Lozano and Kuhn concluded that employees are expecting -- and getting -- more out of their highly skilled employees.

"Americans work longer hours than virtually any country in the world," said Paul Clark, a professor of labor studies and industrial relations.

Clark said that longer workweeks could be a factor contributing to the strength of the American economy and that expectations of employers in the United States may be higher.

Clark added that too much work could be a bad thing.

Sometimes people don't consider the costs to their health and family relationships, he said.

"When fathers work long hours, they have less positive relationships with their children, but only when they feel overloaded," said Ann Crouter of the Center for Work and Family Research, a division of Penn State's College of the Liberal Arts.

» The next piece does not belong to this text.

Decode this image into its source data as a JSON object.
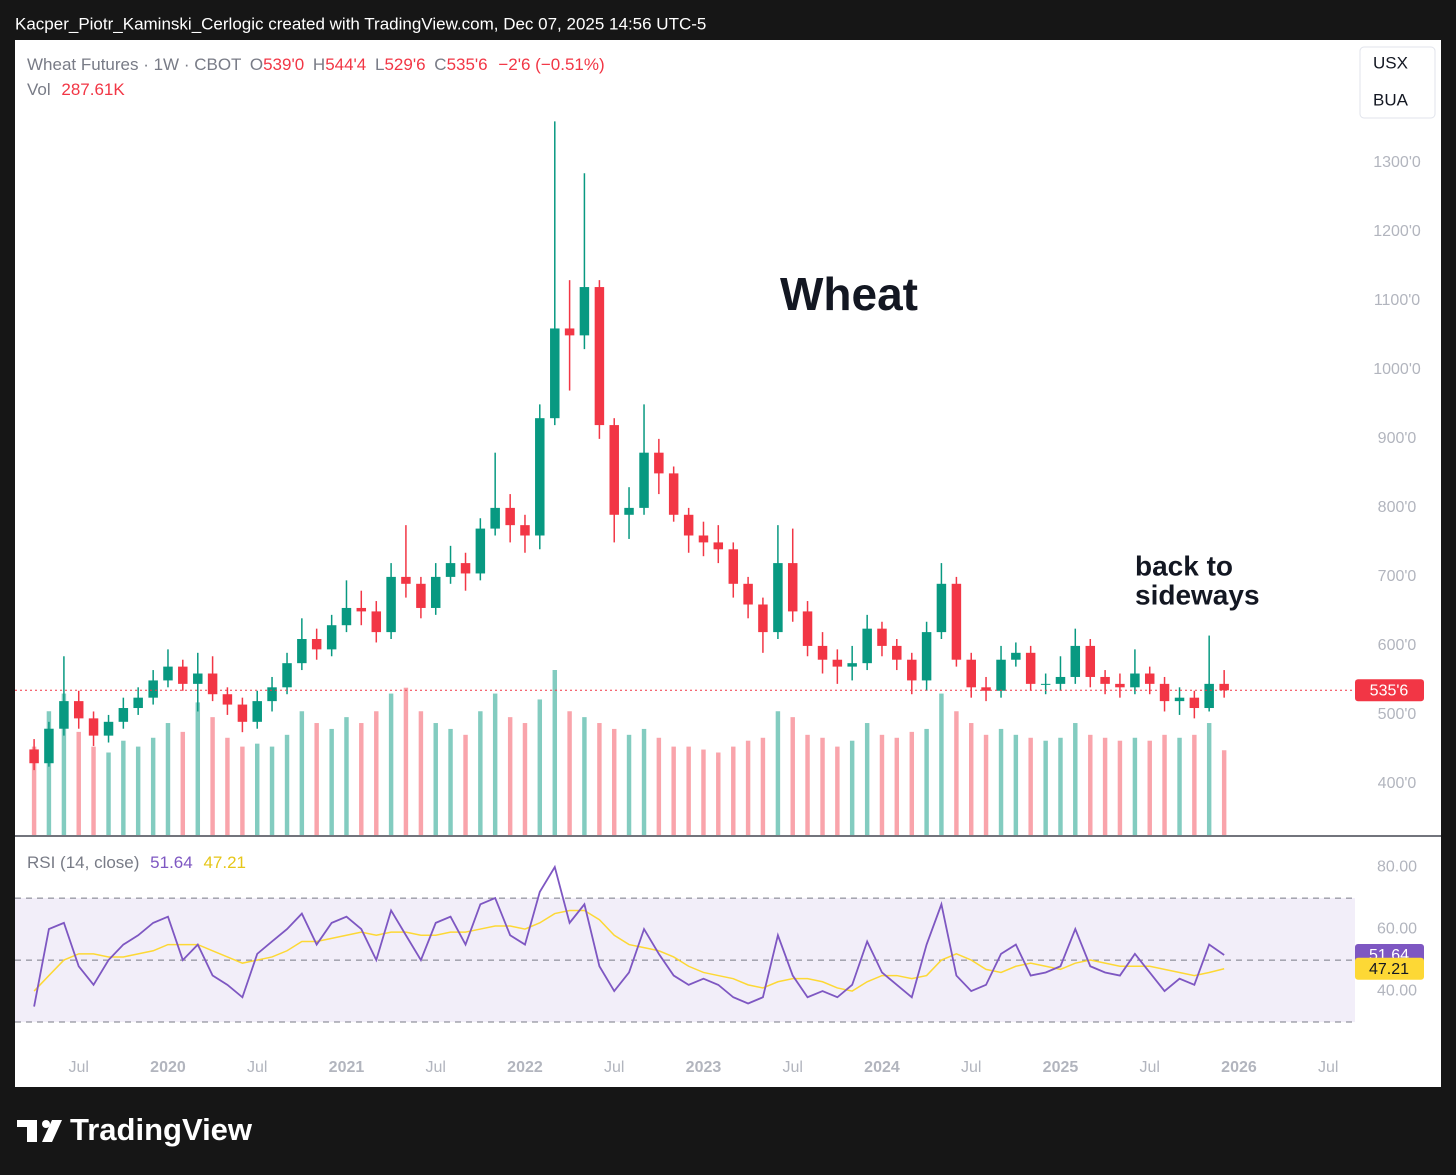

Crouter and three other researchers authored a study that concluded that American companies need to offer more jobs that do not make their employees work long hours but still provide large enough salaries to support a family.

According to their study in The Journal of Marriage and Family, "Employers need to develop strategies to reduce employees' feelings of overload."

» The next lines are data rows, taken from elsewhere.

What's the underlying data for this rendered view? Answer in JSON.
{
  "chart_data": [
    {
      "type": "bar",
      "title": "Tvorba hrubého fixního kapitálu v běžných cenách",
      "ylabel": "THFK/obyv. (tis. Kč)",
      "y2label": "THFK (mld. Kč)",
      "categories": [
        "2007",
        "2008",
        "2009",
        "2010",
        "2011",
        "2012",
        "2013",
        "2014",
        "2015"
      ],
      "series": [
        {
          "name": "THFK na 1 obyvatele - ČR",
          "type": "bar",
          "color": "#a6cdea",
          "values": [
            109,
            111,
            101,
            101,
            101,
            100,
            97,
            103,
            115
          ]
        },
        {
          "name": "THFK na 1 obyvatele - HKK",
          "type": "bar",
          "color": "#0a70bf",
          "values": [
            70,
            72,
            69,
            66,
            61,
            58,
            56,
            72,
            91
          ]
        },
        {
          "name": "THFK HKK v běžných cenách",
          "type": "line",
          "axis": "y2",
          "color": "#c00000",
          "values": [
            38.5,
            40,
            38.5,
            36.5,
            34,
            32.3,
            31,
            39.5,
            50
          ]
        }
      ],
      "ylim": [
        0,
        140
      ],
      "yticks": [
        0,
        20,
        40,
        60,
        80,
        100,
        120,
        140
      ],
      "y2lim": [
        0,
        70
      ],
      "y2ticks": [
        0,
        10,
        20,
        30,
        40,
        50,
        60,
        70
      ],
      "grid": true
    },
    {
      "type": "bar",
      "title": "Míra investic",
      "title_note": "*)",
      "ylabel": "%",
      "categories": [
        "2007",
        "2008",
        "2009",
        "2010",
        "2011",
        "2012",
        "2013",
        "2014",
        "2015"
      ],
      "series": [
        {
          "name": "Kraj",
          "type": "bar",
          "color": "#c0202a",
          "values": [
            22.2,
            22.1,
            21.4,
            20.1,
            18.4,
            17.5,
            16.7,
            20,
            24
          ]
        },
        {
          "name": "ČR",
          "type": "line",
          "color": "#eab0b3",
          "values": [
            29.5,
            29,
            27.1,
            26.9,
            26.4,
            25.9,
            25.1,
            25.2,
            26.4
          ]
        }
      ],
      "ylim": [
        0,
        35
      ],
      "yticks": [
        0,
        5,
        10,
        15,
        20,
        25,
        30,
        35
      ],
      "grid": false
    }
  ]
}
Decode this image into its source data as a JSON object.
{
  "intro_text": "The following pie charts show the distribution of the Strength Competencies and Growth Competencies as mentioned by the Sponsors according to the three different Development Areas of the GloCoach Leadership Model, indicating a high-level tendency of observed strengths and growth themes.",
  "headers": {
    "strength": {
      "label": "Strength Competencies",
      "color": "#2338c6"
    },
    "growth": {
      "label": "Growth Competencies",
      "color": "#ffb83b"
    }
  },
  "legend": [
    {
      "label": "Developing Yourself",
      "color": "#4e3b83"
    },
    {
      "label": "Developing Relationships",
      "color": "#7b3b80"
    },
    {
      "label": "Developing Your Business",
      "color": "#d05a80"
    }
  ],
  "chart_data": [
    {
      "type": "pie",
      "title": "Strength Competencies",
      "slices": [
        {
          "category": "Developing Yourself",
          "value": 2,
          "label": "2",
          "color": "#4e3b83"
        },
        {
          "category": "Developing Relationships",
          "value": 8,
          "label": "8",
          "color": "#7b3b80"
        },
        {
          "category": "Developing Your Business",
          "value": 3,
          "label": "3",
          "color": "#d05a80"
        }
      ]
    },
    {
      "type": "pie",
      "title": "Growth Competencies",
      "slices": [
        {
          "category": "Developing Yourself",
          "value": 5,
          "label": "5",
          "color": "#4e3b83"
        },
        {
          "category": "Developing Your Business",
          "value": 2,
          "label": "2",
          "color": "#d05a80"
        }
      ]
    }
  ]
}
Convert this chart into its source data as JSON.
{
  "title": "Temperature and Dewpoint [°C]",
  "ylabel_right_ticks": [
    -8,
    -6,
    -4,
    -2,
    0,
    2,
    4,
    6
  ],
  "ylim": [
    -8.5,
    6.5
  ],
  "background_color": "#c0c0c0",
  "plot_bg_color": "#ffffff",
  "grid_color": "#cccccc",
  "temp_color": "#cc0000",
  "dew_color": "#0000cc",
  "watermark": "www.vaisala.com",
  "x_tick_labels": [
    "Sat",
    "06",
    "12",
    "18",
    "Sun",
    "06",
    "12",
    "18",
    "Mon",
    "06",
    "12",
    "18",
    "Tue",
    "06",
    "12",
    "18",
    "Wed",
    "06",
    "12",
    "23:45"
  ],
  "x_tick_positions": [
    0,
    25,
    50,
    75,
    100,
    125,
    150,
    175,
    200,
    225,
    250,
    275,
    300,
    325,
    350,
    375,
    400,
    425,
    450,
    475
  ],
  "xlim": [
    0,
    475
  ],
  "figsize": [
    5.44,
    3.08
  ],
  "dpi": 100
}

Highly educated people seem to be fitting less recreation time into their lives than the less educated as well. People older than 25 with less than a high school diploma spend 1.8 hours more per day engaging in leisure activities than do those with a bachelor's degree or higher, according to the 2005 American Time Use Survey by the U.S. Department of Labor.

People have less time to do stress-reducing recreational activities as more of their time is consumed by work, said Sonia Cavigelli, assistant professor of biobehavioral health. She added that there is a great deal of information about what causes physical and psychological stress, but not as much about coping with it.

"Exercise and meditation are some of the best coping mechanisms we know about," Cavigelli said.

According to a report released by the National Science Foundation (NSF), people who hold doctorates in their fields are working more than most Americans.

The NSF study found that those who had doctorates and worked in the education field clocked about 50.6 work hours a week, followed by those in industry or self-employment at 47.6 hours and government workers at 45.2 hours a week.

In the education field, instructors who are on tenure track but are not yet tenured worked the longest weeks -- 52.5 hours.